Bay Tree, Laurus Nobilis

Bay Tree, Laurus Nobilis

The bay tree is the classic doorway evergreen — aromatic, dense, endlessly clippable, and the same plant whose leaves flavour your cooking. Give it sun, shelter and a good pot and it will hold its form for decades.

Position

Full sun to light shade, with shelter from cold winter winds — the wind, more than the cold itself, is what browns bay leaves in a British winter. A porch, a courtyard, a spot against the house wall are all ideal. Pairs flanking an entrance is the look for a reason: it works.

Hardiness

Hardy to around −8°C in a sheltered spot. In a hard freeze the leaves may scorch, but established plants regrow from the stems in spring.
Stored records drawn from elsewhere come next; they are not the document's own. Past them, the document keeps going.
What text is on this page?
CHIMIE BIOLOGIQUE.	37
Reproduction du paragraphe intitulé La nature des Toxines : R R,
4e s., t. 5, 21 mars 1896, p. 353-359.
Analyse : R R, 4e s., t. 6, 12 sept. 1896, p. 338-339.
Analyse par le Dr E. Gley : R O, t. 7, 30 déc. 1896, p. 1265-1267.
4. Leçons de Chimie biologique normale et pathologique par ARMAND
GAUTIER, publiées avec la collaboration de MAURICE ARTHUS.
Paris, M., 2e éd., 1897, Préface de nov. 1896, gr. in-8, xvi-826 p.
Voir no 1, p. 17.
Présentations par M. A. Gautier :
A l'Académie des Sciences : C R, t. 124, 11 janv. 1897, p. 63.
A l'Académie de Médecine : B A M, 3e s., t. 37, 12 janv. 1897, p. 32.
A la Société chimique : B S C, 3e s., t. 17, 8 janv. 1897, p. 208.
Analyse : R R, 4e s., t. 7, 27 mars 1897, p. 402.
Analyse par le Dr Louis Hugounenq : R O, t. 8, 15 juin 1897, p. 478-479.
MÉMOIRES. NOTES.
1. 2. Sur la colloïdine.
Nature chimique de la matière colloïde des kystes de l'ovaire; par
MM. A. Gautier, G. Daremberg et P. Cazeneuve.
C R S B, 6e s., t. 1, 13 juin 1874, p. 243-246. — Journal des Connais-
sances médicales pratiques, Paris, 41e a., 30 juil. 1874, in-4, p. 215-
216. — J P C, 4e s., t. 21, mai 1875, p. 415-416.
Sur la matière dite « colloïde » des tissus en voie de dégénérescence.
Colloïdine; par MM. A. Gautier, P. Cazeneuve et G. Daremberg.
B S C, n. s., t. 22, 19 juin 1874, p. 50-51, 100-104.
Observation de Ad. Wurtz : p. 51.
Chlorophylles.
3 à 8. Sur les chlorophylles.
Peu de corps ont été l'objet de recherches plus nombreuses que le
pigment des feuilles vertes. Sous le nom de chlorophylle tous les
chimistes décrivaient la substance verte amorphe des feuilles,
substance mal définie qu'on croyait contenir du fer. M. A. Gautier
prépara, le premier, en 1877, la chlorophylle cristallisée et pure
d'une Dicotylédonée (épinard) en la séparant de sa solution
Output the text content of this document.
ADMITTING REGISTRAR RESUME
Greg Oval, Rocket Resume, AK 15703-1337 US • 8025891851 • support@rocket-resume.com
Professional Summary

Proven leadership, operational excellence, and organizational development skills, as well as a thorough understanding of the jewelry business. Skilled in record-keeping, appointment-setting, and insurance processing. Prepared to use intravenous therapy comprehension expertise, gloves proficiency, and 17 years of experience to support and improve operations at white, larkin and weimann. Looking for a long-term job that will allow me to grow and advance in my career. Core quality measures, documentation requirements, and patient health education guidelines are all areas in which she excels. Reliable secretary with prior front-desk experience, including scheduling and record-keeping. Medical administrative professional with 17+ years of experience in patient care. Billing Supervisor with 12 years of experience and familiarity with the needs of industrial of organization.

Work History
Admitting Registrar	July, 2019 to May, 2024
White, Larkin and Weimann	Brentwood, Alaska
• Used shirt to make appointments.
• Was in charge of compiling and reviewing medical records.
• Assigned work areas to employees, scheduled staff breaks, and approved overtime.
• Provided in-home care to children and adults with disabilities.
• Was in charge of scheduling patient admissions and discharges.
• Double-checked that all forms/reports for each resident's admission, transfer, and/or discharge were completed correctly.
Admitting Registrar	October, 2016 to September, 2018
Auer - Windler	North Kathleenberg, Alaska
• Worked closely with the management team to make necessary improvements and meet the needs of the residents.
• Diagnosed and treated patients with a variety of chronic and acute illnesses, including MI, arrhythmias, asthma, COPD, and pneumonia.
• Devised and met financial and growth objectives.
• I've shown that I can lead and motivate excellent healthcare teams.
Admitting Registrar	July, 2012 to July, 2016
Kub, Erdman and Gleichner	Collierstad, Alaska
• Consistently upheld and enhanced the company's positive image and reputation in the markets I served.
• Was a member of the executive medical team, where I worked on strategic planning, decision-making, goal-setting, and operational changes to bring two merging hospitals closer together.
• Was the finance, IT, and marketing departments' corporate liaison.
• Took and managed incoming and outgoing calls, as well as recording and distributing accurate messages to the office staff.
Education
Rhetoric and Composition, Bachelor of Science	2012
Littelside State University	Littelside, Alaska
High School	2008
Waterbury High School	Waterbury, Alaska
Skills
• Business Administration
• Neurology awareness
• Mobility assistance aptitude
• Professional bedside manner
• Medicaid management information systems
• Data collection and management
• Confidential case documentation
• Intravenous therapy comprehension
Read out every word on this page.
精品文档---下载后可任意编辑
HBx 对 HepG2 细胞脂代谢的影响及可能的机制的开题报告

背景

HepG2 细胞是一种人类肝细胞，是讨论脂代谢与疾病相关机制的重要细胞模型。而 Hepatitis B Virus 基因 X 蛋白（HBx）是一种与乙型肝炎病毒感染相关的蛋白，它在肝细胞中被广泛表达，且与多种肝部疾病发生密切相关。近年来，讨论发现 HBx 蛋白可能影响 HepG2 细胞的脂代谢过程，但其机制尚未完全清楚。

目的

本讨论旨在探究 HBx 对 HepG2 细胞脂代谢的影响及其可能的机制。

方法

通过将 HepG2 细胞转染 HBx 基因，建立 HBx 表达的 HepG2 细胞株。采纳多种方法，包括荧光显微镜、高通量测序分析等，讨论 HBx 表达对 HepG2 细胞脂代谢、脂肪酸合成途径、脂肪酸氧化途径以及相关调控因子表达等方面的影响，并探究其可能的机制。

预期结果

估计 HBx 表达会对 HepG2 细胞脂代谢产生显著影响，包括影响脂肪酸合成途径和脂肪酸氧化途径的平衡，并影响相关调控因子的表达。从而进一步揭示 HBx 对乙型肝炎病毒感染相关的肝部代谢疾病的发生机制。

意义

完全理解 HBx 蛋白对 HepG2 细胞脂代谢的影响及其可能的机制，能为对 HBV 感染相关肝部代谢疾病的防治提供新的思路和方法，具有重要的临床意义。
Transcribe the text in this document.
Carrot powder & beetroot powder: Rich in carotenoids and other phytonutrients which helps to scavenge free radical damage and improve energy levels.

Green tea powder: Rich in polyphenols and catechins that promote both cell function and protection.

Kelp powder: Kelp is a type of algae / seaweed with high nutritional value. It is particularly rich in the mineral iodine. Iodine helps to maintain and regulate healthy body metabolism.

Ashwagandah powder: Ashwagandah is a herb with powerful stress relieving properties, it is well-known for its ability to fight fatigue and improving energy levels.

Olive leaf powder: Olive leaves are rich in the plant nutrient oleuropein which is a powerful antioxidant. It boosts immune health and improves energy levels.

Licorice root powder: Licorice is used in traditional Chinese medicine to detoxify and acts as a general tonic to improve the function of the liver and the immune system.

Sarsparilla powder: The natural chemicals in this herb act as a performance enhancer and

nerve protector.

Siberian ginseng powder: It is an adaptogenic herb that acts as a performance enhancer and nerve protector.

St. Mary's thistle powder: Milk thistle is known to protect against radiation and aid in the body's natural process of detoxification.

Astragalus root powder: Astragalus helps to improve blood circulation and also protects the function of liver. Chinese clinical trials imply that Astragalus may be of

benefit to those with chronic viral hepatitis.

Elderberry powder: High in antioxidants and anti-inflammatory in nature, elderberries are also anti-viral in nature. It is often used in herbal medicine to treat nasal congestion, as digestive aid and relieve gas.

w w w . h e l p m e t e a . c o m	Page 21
Potted bays are more vulnerable at the roots than in the leaves — in a prolonged deep freeze, wrap the pot (not the plant) in fleece or hessian, or shuffle it into a porch or against the house for the worst of it.

Watering

In a pot, water regularly through spring and summer — the rootball dries faster than you'd think under that dense canopy, and rain often never reaches it. Ease right off in winter; cold and wet together is the combination bay dislikes most. Make sure the pot drains freely and stands on feet.

Feeding

A balanced feed in spring and again in midsummer keeps potted bay deep green. Yellowing leaves are usually hunger or waterlogging rather than disease.

Clipping

Clip to shape twice a year — late spring and late summer — with secateurs rather than shears if you have the patience, cutting just above a leaf so no cut edges show. Bay responds brilliantly and holds a crisp ball, cone or lollipop between trims.

Good to know

The clippings are the herb: dry the leaves for the kitchen. In pots, repot every two to three years into a loam-based compost (John Innes No.3) one size up — a bay that's been in the same compost for years will quietly starve no matter how much you feed it.